As I write, the cooler days of September have arrived. But my thoughts turn to the warmer lands around the Mediterranean Sea — where a ­crimson worm has recently com­pleted her life cycle and her young begun theirs — and to a spiritual lesson drawn from this unlikely source. 

In the unique transfer of life from the female crimson worm to her babies, we find a remez — a Hebrew word that means “hint,” used by rabbis when speaking of a hidden or allegorical message in scripture. 

I am indebted to Pastor Faisal John of Grace Bible Church Pakistan for his explanation of this remez in a recent newsletter.  

As a gateway to the remez, let’s look first at Psalm 22:1, quoted by Jesus as he hung on the cross: “My God, my God, why have you forsaken me?” 

Jesus followed the practice of Hebrew rabbis who would quote a short portion of scripture as a way of alluding to its entirety. For his Hebrew observers, well familiar with the Psalms, his words would have brought to mind the entirety of Psalm 22, which says in part:  

But I am a worm, and not human,

scorned by others, and despised by the 

people.

All who see me mock at me;

they make mouths at me, they shake 

their heads;

“Commit your cause to the Lord; let 

him deliver —

let him rescue the one of whom he 

delights!”

. . . I am poured out like water,

and all my bones are out of joint;

my heart is like wax;

it is melted within my breast;

my mouth is dried up like a potsherd,

and my tongue sticks to my jaws;

you lay me in the dust of death.

For dogs are all around me;

a company of evildoers encircles me.

My hands and feet have shriveled; . . .

Can you imagine these words running through your mind as you watch Jesus on the cross? Blood trickling down his forehead from the crown of thorns shoved mockingly onto his head, his body glistening with sweat and blood and arched in pain? 

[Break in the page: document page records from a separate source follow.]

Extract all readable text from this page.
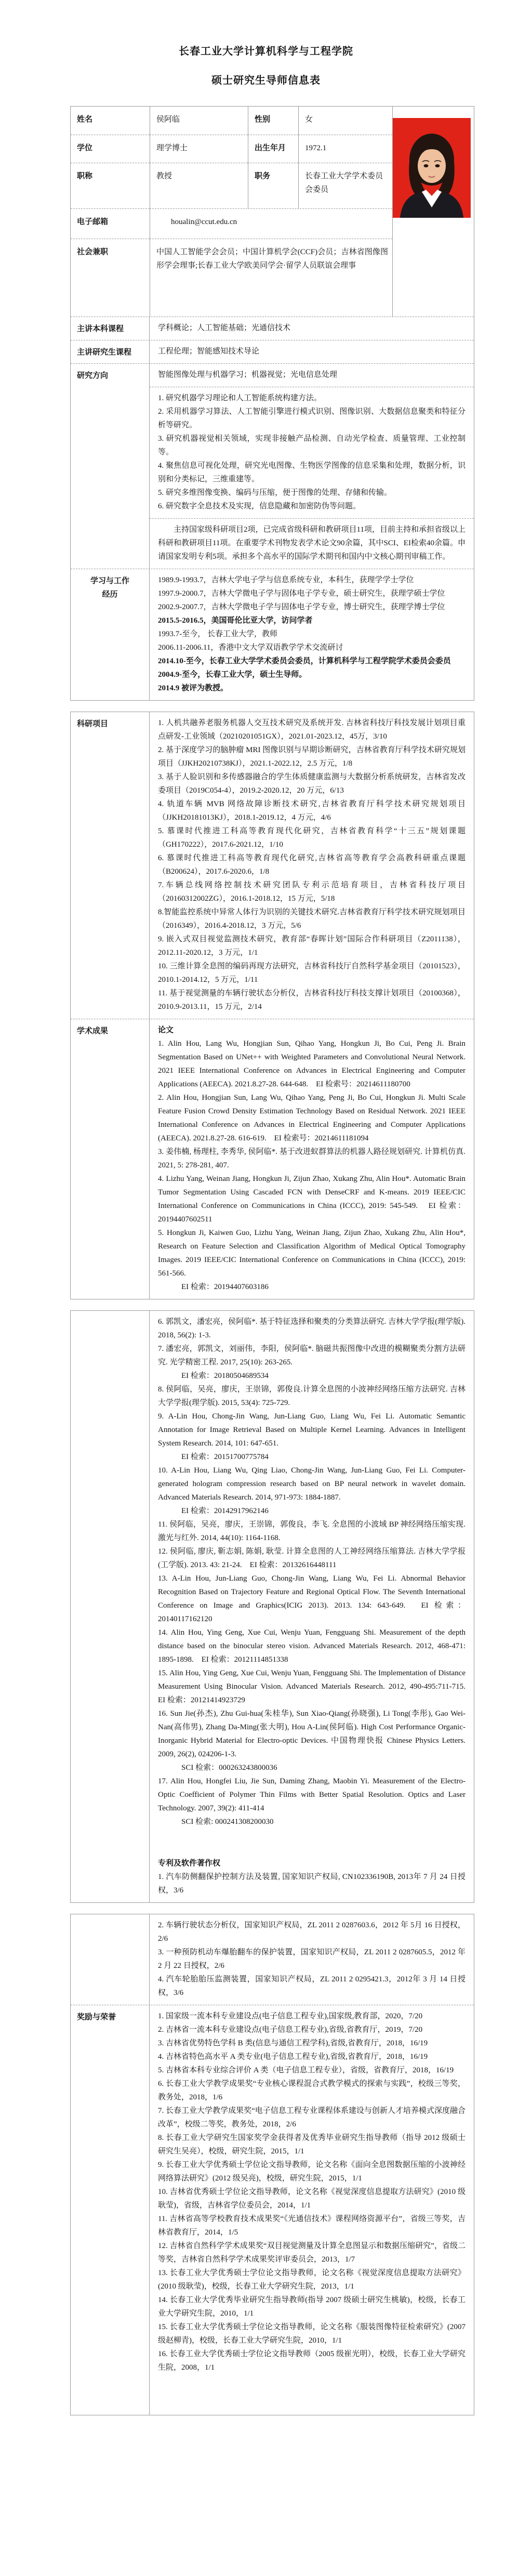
长春工业大学计算机科学与工程学院
硕士研究生导师信息表
姓名	侯阿临	性别	女
学位	理学博士	出生年月	1972.1
职称	教授	职务	长春工业大学学术委员会委员
电子邮箱	houalin@ccut.edu.cn
社会兼职	中国人工智能学会会员；中国计算机学会(CCF)会员；吉林省图像图形学会理事;长春工业大学欧美同学会·留学人员联谊会理事
主讲本科课程	学科概论；人工智能基础；光通信技术
主讲研究生课程	工程伦理；智能感知技术导论
研究方向	智能图像处理与机器学习；机器视觉；光电信息处理
1. 研究机器学习理论和人工智能系统构建方法。
2. 采用机器学习算法、人工智能引擎进行模式识别、图像识别、大数据信息聚类和特征分析等研究。
3. 研究机器视觉相关领域，实现非接触产品检测、自动光学检查、质量管理、工业控制等。
4. 聚焦信息可视化处理，研究光电图像、生物医学图像的信息采集和处理，数据分析，识别和分类标记，三维重建等。
5. 研究多维图像变换、编码与压缩，便于图像的处理、存储和传输。
6. 研究数字全息技术及实现，信息隐藏和加密防伪等问题。
主持国家级科研项目2项，已完成省级科研和教研项目11项，目前主持和承担省级以上科研和教研项目11项。在重要学术刊物发表学术论文90余篇，其中SCI、EI检索40余篇。申请国家发明专利5项。承担多个高水平的国际学术期刊和国内中文核心期刊审稿工作。
学习与工作
经历
1989.9-1993.7，吉林大学电子学与信息系统专业，本科生，获理学学士学位
1997.9-2000.7，吉林大学微电子学与固体电子学专业，硕士研究生，获理学硕士学位
2002.9-2007.7，吉林大学微电子学与固体电子学专业，博士研究生，获理学博士学位
2015.5-2016.5，美国哥伦比亚大学，访问学者
1993.7-至今， 长春工业大学，教师
2006.11-2006.11，香港中文大学双语教学学术交流研讨
2014.10-至今，长春工业大学学术委员会委员，计算机科学与工程学院学术委员会委员
2004.9-至今，长春工业大学，硕士生导师。
2014.9 被评为教授。
科研项目	1. 人机共融养老服务机器人交互技术研究及系统开发. 吉林省科技厅科技发展计划项目重点研发-工业领域（20210201051GX），2021.01-2023.12，45万，3/10
2. 基于深度学习的脑肿瘤 MRI 图像识别与早期诊断研究，吉林省教育厅科学技术研究规划项目（JJKH20210738KJ），2021.1-2022.12，2.5 万元，1/8
3. 基于人脸识别和多传感器融合的学生体质健康监测与大数据分析系统研发，吉林省发改委项目（2019C054-4），2019.2-2020.12，20 万元，6/13
4. 轨道车辆 MVB 网络故障诊断技术研究,吉林省教育厅科学技术研究规划项目（JJKH20181013KJ），2018.1-2019.12，4 万元，4/6
5. 慕课时代推进工科高等教育现代化研究，吉林省教育科学“十三五”规划课题（GH170222），2017.6-2021.12，1/10
6. 慕课时代推进工科高等教育现代化研究,吉林省高等教育学会高教科研重点课题（B200624），2017.6-2020.6，1/8
7.车辆总线网络控制技术研究团队专利示范培育项目，吉林省科技厅项目（20160312002ZG），2016.1-2018.12，15 万元，5/18
8.智能监控系统中异常人体行为识别的关键技术研究.吉林省教育厅科学技术研究规划项目（2016349），2016.4-2018.12，3 万元，5/6
9. 嵌入式双目视觉监测技术研究，教育部“春晖计划”国际合作科研项目（Z2011138），2012.11-2020.12，3 万元，1/1
10. 三维计算全息图的编码再现方法研究，吉林省科技厅自然科学基金项目（20101523），2010.1-2014.12，5 万元，1/11
11. 基于视觉测量的车辆行驶状态分析仪，吉林省科技厅科技支撑计划项目（20100368），2010.9-2013.11，15 万元，2/14
学术成果	论文
1. Alin Hou, Lang Wu, Hongjian Sun, Qihao Yang, Hongkun Ji, Bo Cui, Peng Ji. Brain Segmentation Based on UNet++ with Weighted Parameters and Convolutional Neural Network. 2021 IEEE International Conference on Advances in Electrical Engineering and Computer Applications (AEECA). 2021.8.27-28. 644-648.　EI 检索号：20214611180700
2. Alin Hou, Hongjian Sun, Lang Wu, Qihao Yang, Peng Ji, Bo Cui, Hongkun Ji. Multi Scale Feature Fusion Crowd Density Estimation Technology Based on Residual Network. 2021 IEEE International Conference on Advances in Electrical Engineering and Computer Applications (AEECA). 2021.8.27-28. 616-619.　EI 检索号：20214611181094
3. 姜伟楠, 杨理柱, 李秀华, 侯阿临*. 基于改进蚁群算法的机器人路径规划研究. 计算机仿真. 2021, 5: 278-281, 407.
4. Lizhu Yang, Weinan Jiang, Hongkun Ji, Zijun Zhao, Xukang Zhu, Alin Hou*. Automatic Brain Tumor Segmentation Using Cascaded FCN with DenseCRF and K-means. 2019 IEEE/CIC International Conference on Communications in China (ICCC), 2019: 545-549.　EI 检索：20194407602511
5. Hongkun Ji, Kaiwen Guo, Lizhu Yang, Weinan Jiang, Zijun Zhao, Xukang Zhu, Alin Hou*, Research on Feature Selection and Classification Algorithm of Medical Optical Tomography Images. 2019 IEEE/CIC International Conference on Communications in China (ICCC), 2019: 561-566.
EI 检索：20194407603186
6. 郭凯文，潘宏亮，侯阿临*. 基于特征选择和聚类的分类算法研究. 吉林大学学报(理学版). 2018, 56(2): 1-3.
7. 潘宏亮，郭凯文，刘丽伟，李阳，侯阿临*. 脑磁共振图像中改进的模糊聚类分割方法研究. 光学精密工程. 2017, 25(10): 263-265.
EI 检索：20180504689534
8. 侯阿临，吴亮，廖庆，王崇锦，郭俊良.计算全息图的小波神经网络压缩方法研究. 吉林大学学报(理学版). 2015, 53(4): 725-729.
9. A-Lin Hou, Chong-Jin Wang, Jun-Liang Guo, Liang Wu, Fei Li. Automatic Semantic Annotation for Image Retrieval Based on Multiple Kernel Learning. Advances in Intelligent System Research. 2014, 101: 647-651.
EI 检索：20151700775784
10. A-Lin Hou, Liang Wu, Qing Liao, Chong-Jin Wang, Jun-Liang Guo, Fei Li. Computer-generated hologram compression research based on BP neural network in wavelet domain. Advanced Materials Research. 2014, 971-973: 1884-1887.
EI 检索：20142917962146
11. 侯阿临，吴亮，廖庆，王崇锦，郭俊良，李飞. 全息图的小波域 BP 神经网络压缩实现. 激光与红外. 2014, 44(10): 1164-1168.
12. 侯阿临, 廖庆, 靳志娟, 陈娟, 耿莹. 计算全息图的人工神经网络压缩算法. 吉林大学学报(工学版). 2013. 43: 21-24.　EI 检索：20132616448111
13. A-Lin Hou, Jun-Liang Guo, Chong-Jin Wang, Liang Wu, Fei Li. Abnormal Behavior Recognition Based on Trajectory Feature and Regional Optical Flow. The Seventh International Conference on Image and Graphics(ICIG 2013). 2013. 134: 643-649.　EI 检索：20140117162120
14. Alin Hou, Ying Geng, Xue Cui, Wenju Yuan, Fengguang Shi. Measurement of the depth distance based on the binocular stereo vision. Advanced Materials Research. 2012, 468-471: 1895-1898.　EI 检索：20121114851338
15. Alin Hou, Ying Geng, Xue Cui, Wenju Yuan, Fengguang Shi. The Implementation of Distance Measurement Using Binocular Vision. Advanced Materials Research. 2012, 490-495:711-715.　EI 检索：20121414923729
16. Sun Jie(孙杰), Zhu Gui-hua(朱桂华), Sun Xiao-Qiang(孙晓强), Li Tong(李彤), Gao Wei-Nan(高伟男), Zhang Da-Ming(张大明), Hou A-Lin(侯阿临). High Cost Performance Organic-Inorganic Hybrid Material for Electro-optic Devices. 中国物理快报 Chinese Physics Letters. 2009, 26(2), 024206-1-3.
SCI 检索：000263243800036
17. Alin Hou, Hongfei Liu, Jie Sun, Daming Zhang, Maobin Yi. Measurement of the Electro-Optic Coefficient of Polymer Thin Films with Better Spatial Resolution. Optics and Laser Technology. 2007, 39(2): 411-414
SCI 检索: 000241308200030
专利及软件著作权
1. 汽车防侧翻保护控制方法及装置, 国家知识产权局, CN102336190B, 2013年 7 月 24 日授权，3/6
2. 车辆行驶状态分析仪，国家知识产权局，ZL 2011 2 0287603.6，2012 年 5月 16 日授权，2/6
3. 一种预防机动车爆胎翻车的保护装置，国家知识产权局，ZL 2011 2 0287605.5，2012 年 2 月 22 日授权，2/6
4. 汽车轮胎胎压监测装置，国家知识产权局，ZL 2011 2 0295421.3，2012年 3 月 14 日授权，3/6
奖励与荣誉	1. 国家级一流本科专业建设点(电子信息工程专业),国家级,教育部，2020，7/20
2. 吉林省一流本科专业建设点(电子信息工程专业),省级,省教育厅，2019，7/20
3. 吉林省优势特色学科 B 类(信息与通信工程学科),省级,省教育厅，2018，16/19
4. 吉林省特色高水平 A 类专业(电子信息工程专业),省级,省教育厅，2018，16/19
5. 吉林省本科专业综合评价 A 类（电子信息工程专业），省级，省教育厅，2018，16/19
6. 长春工业大学教学成果奖“专业核心课程混合式教学模式的探索与实践”，校级三等奖，教务处，2018，1/6
7. 长春工业大学教学成果奖“电子信息工程专业课程体系建设与创新人才培养模式深度融合改革”，校级二等奖，教务处，2018，2/6
8. 长春工业大学研究生国家奖学金获得者及优秀毕业研究生指导教师（指导 2012 级硕士研究生吴亮），校级，研究生院，2015，1/1
9. 长春工业大学优秀硕士学位论文指导教师，论文名称《面向全息图数据压缩的小波神经网络算法研究》(2012 级吴亮)，校级，研究生院，2015，1/1
10. 吉林省优秀硕士学位论文指导教师，论文名称《视觉深度信息提取方法研究》(2010 级耿莹)，省级，吉林省学位委员会，2014，1/1
11. 吉林省高等学校教育技术成果奖“《光通信技术》课程网络资源平台”，省级三等奖，吉林省教育厅，2014，1/5
12. 吉林省自然科学学术成果奖“双目视觉测量及计算全息图显示和数据压缩研究”，省级二等奖，吉林省自然科学学术成果奖评审委员会，2013，1/7
13. 长春工业大学优秀硕士学位论文指导教师，论文名称《视觉深度信息提取方法研究》(2010 级耿莹)，校级，长春工业大学研究生院，2013，1/1
14. 长春工业大学优秀毕业研究生指导教师(指导 2007 级硕士研究生桃敏)，校级，长春工业大学研究生院，2010，1/1
15. 长春工业大学优秀硕士学位论文指导教师，论文名称《服装图像特征检索研究》(2007 级赵柳青)，校级，长春工业大学研究生院，2010，1/1
16. 长春工业大学优秀硕士学位论文指导教师（2005 级崔光明），校级，长春工业大学研究生院，2008，1/1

“I am a worm and not human.” What a picture of degradation and contempt!

And what a picture of something else, something more surprising. 

The common Hebrew word for “worm” is rimma, but in Psalm 22:6 the word translated as “worm” is tola. Of the 43 times tola is used in Old Testament passages, a few times it describes a devouring worm, such as the worm that ate the vine that shaded Jonah. However, in Old Testament scripture, tola is used most often to describe the crimson color excreted from the crimson worm, or to fabric dyed in this crimson. 

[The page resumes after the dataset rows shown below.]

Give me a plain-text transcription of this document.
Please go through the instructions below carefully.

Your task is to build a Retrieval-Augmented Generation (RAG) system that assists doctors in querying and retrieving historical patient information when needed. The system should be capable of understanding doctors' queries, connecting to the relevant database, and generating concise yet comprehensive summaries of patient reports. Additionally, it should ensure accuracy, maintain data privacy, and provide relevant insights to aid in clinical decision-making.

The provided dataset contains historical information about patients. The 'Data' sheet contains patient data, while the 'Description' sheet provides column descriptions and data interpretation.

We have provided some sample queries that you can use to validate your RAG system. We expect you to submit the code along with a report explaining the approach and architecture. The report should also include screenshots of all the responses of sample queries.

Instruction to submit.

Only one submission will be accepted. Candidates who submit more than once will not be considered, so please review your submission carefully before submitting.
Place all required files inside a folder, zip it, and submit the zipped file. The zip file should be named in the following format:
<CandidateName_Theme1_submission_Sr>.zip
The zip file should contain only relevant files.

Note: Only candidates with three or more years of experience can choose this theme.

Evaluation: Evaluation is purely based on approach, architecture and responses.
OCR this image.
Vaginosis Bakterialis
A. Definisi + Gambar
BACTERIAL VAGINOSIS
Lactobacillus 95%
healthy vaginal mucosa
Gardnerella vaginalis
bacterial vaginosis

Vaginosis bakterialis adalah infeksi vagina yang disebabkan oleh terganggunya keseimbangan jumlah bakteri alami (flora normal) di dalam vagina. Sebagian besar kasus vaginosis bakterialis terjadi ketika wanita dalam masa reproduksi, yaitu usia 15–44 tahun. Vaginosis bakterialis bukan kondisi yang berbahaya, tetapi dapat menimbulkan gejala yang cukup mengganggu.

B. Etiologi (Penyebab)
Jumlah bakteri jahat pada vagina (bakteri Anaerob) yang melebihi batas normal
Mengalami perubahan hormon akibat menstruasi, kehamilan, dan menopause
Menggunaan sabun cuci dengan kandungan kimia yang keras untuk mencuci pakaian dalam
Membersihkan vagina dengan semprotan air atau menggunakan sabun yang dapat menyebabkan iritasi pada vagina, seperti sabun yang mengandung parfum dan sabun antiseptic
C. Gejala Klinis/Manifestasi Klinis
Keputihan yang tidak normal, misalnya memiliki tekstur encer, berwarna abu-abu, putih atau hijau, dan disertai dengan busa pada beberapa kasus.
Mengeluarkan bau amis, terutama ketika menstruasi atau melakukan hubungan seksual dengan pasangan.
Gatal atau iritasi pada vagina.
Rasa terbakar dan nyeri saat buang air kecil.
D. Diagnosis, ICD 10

Tola, shani or tola’at shani are synonyms used to denote either the worm, the dye or the color — a bright red orange used in numerous Jewish holy things. The crimson worm, or to-la’at shani, was present in the Tabernacle curtain and veil, in the high priest’s garments, in the ritual cleansing of lepers and in the ashes of the red heifer used for purification, to name a few.

“I am tola,” says Jesus. 

Now listen to the way in which life passes from the female crimson worm to her babies. 

When the female crimson worm has reached maturity, she attaches herself to wood, generally a certain type of tree. There she forms around herself a hard red shell. Under the shell, beneath her own body, she lays her eggs. 

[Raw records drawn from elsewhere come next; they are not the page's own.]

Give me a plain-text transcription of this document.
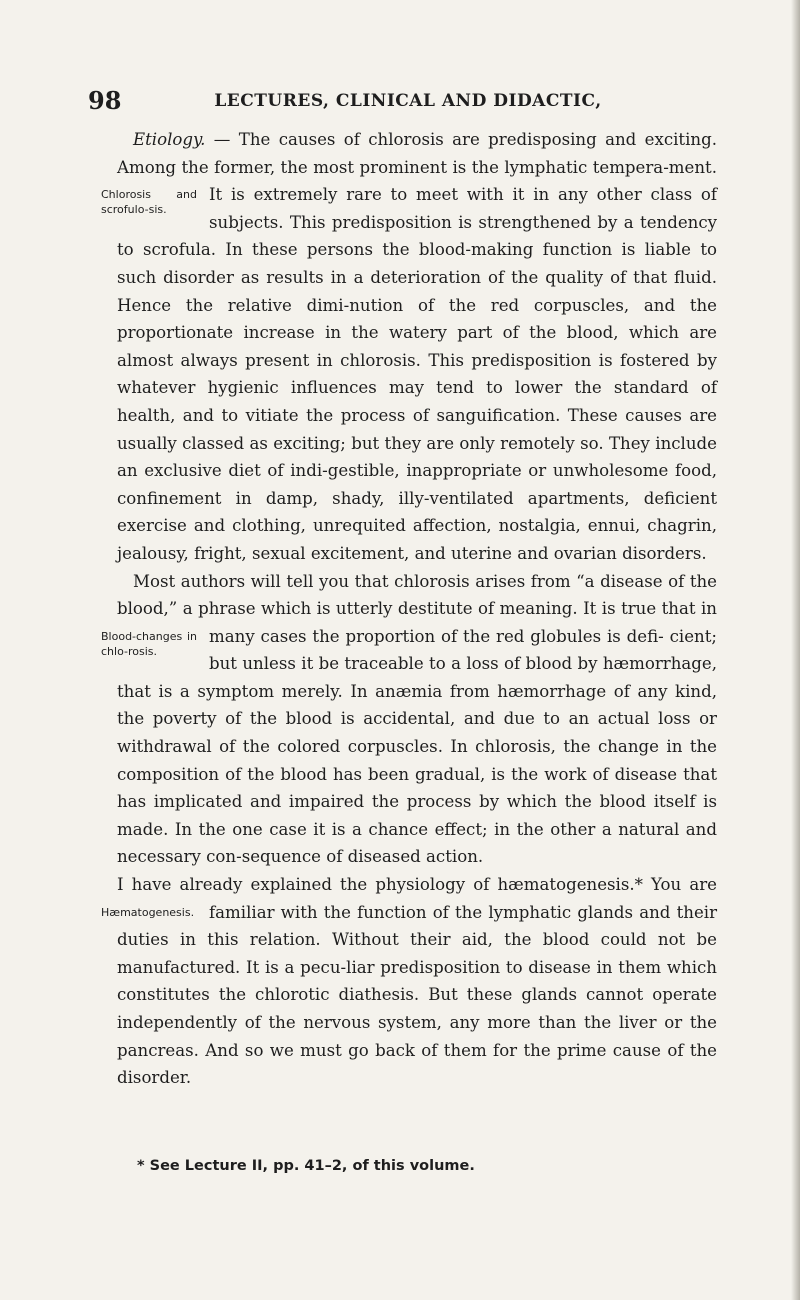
98	LECTURES, CLINICAL AND DIDACTIC,

Etiology. — The causes of chlorosis are predisposing and exciting. Among the former, the most prominent is the lymphatic tempera-ment. It is extremely rare to meet with it in any other class of
Chlorosis and scrofulo-sis.
subjects. This predisposition is strengthened by a tendency to scrofula. In these persons the blood-making function is liable to such disorder as results in a deterioration of the quality of that fluid. Hence the relative dimi-nution of the red corpuscles, and the proportionate increase in the watery part of the blood, which are almost always present in chlorosis. This predisposition is fostered by whatever hygienic influences may tend to lower the standard of health, and to vitiate the process of sanguification. These causes are usually classed as exciting; but they are only remotely so. They include an exclusive diet of indi-gestible, inappropriate or unwholesome food, confinement in damp, shady, illy-ventilated apartments, deficient exercise and clothing, unrequited affection, nostalgia, ennui, chagrin, jealousy, fright, sexual excitement, and uterine and ovarian disorders.

Most authors will tell you that chlorosis arises from “a disease of the blood,” a phrase which is utterly destitute of meaning. It is true that in many cases the proportion of the red globules is defi-
Blood-changes in chlo-rosis.
cient; but unless it be traceable to a loss of blood by hæmorrhage, that is a symptom merely. In anæmia from hæmorrhage of any kind, the poverty of the blood is accidental, and due to an actual loss or withdrawal of the colored corpuscles. In chlorosis, the change in the composition of the blood has been gradual, is the work of disease that has implicated and impaired the process by which the blood itself is made. In the one case it is a chance effect; in the other a natural and necessary con-sequence of diseased action.

I have already explained the physiology of hæmatogenesis.* You are familiar with the function of the lymphatic glands and their
Hæmatogenesis.
duties in this relation. Without their aid, the blood could not be manufactured. It is a pecu-liar predisposition to disease in them which constitutes the chlorotic diathesis. But these glands cannot operate independently of the nervous system, any more than the liver or the pancreas. And so we must go back of them for the prime cause of the disorder.

* See Lecture II, pp. 41–2, of this volume.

When the eggs hatch, they feed on the living body of the mother worm for three days. As the mother dies, she secretes a bright red dye that flows down over the tree and her baby worms, staining both red. 

On day four, the tail of the mother worm draws up into her head, and the hard crimson substance becomes a waxy white. The waxy white substance, which looks like a patch of wool, begins to flake off and fall to the ground like snow. 

Do you find any parallels here to our Savior’s death on the cross?

Knowing the remez of the crimson worm gives new meaning also to Isaiah 1:18: 

“Come now, let us argue it out,” says the Lord. “Though your sins are like scarlet [shani], they shall be like snow. Though they are red like crimson [tola], they shall become like wool.”